Early Retirement Exception
As stated above, you cannot collect full social security retirement benefits and social security disability at the same time. HOWEVER, if you are collecting only EARLY retirement (not full retirement yet), you can apply for social security disability as well. So when you reach the age of 62 (early retirement age), you can draw early retirement benefits. You can also file for social security disability as well. If approved for disability benefits, your monthly amount will be increased. The key factor is whether you were found disabled before you collected early retirement or found disabled after collecting early retirement.
Disabled before early retirement benefits start. If an individual drew early retirement benefits, which is typically less than what they would get at full retirement age, and then was approved for disability benefits, Social Security will pay the difference between the early retirement amount and the full disability amount for those months the individual was disabled. So if you began drawing early retirement in January of 2021 but social security finds you disabled back to January of 2020, SSA will back pay you the difference for those 12 months. So, if Social Security agreed that your disability started before you started to collect early retirement, Social Security would pay you the difference between your disability payment and your early retirement payment for those months that you received early retirement payments.
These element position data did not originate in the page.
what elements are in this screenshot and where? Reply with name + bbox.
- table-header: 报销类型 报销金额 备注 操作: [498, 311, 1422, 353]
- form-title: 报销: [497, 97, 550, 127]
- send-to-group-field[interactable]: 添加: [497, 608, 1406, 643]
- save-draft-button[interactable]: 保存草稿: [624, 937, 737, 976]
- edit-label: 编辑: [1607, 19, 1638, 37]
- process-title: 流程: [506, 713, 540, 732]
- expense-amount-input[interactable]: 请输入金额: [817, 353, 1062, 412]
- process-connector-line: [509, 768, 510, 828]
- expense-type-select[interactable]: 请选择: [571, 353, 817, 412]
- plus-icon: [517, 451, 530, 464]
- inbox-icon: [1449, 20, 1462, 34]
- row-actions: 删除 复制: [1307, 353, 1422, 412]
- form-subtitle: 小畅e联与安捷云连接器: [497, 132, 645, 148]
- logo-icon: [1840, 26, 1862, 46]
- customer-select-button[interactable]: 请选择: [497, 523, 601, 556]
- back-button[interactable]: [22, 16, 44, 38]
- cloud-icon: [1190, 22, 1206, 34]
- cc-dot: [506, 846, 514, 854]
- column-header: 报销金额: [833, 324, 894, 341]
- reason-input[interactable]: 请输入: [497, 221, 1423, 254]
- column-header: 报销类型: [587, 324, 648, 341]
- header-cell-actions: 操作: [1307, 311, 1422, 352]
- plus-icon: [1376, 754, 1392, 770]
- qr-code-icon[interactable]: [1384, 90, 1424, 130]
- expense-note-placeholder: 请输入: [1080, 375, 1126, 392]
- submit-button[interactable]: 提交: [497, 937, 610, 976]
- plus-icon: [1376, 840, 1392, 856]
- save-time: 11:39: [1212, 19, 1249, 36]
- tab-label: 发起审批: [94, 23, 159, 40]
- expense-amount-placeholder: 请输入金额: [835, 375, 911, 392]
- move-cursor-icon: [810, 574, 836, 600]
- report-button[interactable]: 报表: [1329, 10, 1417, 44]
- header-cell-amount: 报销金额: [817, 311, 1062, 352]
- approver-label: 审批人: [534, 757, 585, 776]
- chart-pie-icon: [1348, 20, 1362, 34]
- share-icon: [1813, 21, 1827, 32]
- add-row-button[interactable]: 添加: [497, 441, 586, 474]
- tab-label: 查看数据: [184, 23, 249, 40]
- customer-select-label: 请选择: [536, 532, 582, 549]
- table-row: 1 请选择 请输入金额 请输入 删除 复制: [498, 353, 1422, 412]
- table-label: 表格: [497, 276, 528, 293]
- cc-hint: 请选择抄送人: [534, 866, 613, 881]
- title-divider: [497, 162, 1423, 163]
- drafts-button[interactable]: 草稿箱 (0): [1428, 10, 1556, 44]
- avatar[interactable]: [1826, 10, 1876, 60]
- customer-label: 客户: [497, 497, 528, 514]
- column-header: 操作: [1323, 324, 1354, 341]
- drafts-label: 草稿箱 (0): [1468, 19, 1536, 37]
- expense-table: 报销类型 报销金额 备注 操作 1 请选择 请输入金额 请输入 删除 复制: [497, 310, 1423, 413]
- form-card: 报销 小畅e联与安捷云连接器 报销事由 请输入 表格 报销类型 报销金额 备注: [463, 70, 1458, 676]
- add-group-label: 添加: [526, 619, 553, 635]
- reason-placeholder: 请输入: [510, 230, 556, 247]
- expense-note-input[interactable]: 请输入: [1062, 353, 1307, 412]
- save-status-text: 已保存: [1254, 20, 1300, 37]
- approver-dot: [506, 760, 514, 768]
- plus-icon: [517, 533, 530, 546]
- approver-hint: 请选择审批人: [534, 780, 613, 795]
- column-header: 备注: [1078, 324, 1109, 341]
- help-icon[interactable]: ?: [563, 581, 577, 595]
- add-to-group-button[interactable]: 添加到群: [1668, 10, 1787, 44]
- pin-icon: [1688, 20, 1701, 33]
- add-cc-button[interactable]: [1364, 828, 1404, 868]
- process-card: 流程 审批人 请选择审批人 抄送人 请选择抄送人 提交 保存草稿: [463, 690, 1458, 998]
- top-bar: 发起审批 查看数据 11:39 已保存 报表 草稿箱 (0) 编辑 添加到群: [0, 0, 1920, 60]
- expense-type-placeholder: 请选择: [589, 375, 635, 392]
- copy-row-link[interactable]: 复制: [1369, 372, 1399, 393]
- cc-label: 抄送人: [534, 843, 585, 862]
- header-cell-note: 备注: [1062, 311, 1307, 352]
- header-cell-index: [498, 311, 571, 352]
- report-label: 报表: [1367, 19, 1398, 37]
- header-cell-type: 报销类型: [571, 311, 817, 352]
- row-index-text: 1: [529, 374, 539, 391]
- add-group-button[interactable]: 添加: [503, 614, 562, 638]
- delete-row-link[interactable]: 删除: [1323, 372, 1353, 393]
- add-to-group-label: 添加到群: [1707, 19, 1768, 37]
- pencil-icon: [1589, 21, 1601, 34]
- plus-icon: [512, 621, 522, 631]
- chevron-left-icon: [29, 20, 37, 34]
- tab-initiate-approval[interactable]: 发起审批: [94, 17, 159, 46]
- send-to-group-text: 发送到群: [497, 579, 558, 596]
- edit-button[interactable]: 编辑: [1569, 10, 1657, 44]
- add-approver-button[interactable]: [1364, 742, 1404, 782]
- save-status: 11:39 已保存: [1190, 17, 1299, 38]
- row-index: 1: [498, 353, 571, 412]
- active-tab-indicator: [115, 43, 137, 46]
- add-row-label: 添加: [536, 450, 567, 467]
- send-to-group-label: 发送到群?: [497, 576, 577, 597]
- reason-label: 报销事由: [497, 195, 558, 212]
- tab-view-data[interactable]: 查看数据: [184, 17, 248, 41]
You would also get the benefit of the disability 'freeze', which means that your lack of income due to being disabled will not be counted when calculating your Social Security retirement payment from your earnings record.
Disabled after early retirement benefits start. On the flip side, if you collected early retirement benefits BEFORE Social Security deems you disabled, Social Security will not pay you the difference between your disability payment and the early retirement payment. You would just continue to receive early retirement benefits which is generally less than what you would get had you been approved for disability prior to you collecting early retirement. So, for example, if you began drawing early retirement in January 2021, and SSA were to find you disabled as of May 2021, since disability began AFTER you drew early retirement, SSA will not pay you the difference and you would continue to receive benefits at the same rate. Essentially, you would continue to receive early retirement payments at the early retirement rate for the rest of your life.
Should I Draw Early Retirement Then?
Yes. Disability benefits can take up to 2 years before an individual is approved. You may have to go through multiple appeals and a hearing before a Judge before getting approved. Early retirement does not work that way. The moment you turn age 62, you can file for early retirement and draw early retirement immediately. So in order to avoid having to wait for disability to be approved, its best to draw early retirement to fill the gap as you do not want to be without income. Its always best to consult with an attorney and seek their assistance as they can help prepare your case to give you the best possible chance of getting approved for disability.